TOP » 技術屋ブログ » ステンレスのヒミツ

ステンレスのヒミツ

梅雨の季節、なぜステンレスはサビにくいの?

2026年6月1日|ATK blog weekly

執筆:ATKブログ編集部|金属素材を扱う現場の視点でお届けしています

この記事の結論(先にお伝えします)

ステンレスがサビにくいのは、「クロム」という金属が表面に透明な保護膜(不動態被膜)をつくり、酸素や水分をブロックしてくれるからです。ただし汚れや塩分を放置すると膜が傷つくため、梅雨どきはサッと拭いて乾かすのが長持ちのコツです。

3行でわかる要点

  • ステンレスは「ステン(サビ)+レス(ない)」=サビにくい鋼という意味。
  • クロムがつくる透明な膜が“見えないレインコート”の役割を果たす。
  • 絶対にサビないわけではなく、拭いて乾かすひと手間が大切。

6月に入って、そろそろ空がどんよりしてくる季節になりましたね。先日、自転車を出そうとしたら、しばらく乗っていなかったチェーンがうっすら赤茶色に。「あ、サビてる…」とちょっとがっかりしました。みなさんのお宅でも、梅雨どきって金属モノのサビが気になりませんか?

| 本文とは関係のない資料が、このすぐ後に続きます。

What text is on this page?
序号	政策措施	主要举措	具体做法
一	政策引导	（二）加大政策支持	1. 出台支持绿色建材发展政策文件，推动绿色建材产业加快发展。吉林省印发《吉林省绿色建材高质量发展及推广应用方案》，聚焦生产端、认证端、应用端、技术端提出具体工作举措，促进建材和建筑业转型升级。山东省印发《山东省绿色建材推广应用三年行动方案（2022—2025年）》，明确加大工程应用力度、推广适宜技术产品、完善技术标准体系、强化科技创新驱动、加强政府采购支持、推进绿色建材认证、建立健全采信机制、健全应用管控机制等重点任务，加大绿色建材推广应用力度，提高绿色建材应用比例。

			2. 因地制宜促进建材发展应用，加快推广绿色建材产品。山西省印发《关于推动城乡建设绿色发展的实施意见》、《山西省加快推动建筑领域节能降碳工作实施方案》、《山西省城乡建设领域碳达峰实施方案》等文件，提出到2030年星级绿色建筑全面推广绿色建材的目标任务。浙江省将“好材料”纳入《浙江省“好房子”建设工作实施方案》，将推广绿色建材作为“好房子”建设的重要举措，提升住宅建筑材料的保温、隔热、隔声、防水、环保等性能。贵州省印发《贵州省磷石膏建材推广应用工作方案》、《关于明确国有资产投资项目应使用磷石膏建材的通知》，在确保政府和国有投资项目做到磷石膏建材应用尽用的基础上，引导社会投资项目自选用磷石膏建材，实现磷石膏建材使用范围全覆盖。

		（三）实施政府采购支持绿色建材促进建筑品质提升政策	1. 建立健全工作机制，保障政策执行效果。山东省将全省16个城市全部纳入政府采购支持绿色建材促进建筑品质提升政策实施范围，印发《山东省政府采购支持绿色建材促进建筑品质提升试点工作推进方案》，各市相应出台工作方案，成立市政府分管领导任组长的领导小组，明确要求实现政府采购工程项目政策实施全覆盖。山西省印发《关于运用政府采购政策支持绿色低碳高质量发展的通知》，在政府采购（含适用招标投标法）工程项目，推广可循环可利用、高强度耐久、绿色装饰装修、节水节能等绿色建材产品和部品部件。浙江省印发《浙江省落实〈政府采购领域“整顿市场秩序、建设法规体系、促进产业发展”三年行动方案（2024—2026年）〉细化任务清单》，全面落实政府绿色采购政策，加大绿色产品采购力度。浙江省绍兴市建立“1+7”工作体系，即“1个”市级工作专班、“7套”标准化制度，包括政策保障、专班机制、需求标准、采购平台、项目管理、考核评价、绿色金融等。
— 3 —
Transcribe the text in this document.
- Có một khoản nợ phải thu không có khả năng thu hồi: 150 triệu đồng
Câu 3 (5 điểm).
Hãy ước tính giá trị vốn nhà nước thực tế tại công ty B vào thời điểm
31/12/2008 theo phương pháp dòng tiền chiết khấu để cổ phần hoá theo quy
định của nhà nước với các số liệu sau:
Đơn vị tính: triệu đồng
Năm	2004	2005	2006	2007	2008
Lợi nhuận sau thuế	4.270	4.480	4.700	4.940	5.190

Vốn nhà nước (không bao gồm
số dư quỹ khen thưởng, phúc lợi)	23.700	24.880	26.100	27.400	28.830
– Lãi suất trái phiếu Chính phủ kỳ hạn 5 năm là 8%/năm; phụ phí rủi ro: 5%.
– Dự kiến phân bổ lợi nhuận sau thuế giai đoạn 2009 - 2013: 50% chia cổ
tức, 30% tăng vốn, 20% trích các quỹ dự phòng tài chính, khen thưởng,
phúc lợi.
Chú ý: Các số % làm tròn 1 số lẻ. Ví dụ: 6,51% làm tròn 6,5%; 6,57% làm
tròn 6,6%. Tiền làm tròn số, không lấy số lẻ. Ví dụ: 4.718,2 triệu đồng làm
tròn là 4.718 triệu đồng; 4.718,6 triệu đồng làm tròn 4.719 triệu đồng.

ところで、同じ金属でも「サビにくいもの」と「サビやすいもの」があるのをご存じでしょうか。台所のシンクや水筒に使われている「ステンレス」は、その名のとおり「ステン(サビ)+レス(ない)」、つまり“サビにくい鋼”という意味なんです。

ステンレスがサビにくい理由

鉄って実は、空気中の酸素や水分とくっつくと、表面がじわじわ変化してサビになります。ところがステンレスには「クロム」という金属が混ぜてあって、これが表面にとても薄い透明な膜をつくってくれます。この膜が、酸素や水をブロックする“見えないレインコート”のような役割を果たしているんですね。だから雨の多い梅雨でも、ステンレスのシンクや水筒は元気でいてくれるわけです。

梅雨どきのお手入れのコツ

とはいえ、ステンレスも「絶対サビない」わけではありません。塩分や汚れがついたまま放っておくと、あの透明な膜が傷ついてサビが出ることもあります。だから梅雨どきは、水筒やシンクをサッと拭いて乾かしてあげるのがいちばんのお手入れ。ほんのひと手間で、長くきれいに使えますよ。

ジメジメした季節こそ、身のまわりの金属たちにちょっと気をかけてみると、なんだか愛着がわいてきます。さて、わが家はまず、あのサビた自転車のチェーンをなんとかしないと…。

よくある質問(FAQ)

Q. ステンレスはなぜサビにくいのですか?

A. ステンレスに含まれるクロムが表面に透明な保護膜(不動態被膜)をつくり、酸素や水分をブロックするためサビにくくなっています。

Q. ステンレスも絶対にサビないのですか?

A. いいえ。塩分や汚れを長く放置すると保護膜が傷つき、サビが出ることがあります。拭いて乾かすお手入れが大切です。

Q. 梅雨どきの金属製品のお手入れ方法は?

A. 水分や汚れをこまめに拭き取り、乾いた状態で保管するのが基本です。これだけでサビの発生をぐっと抑えられます。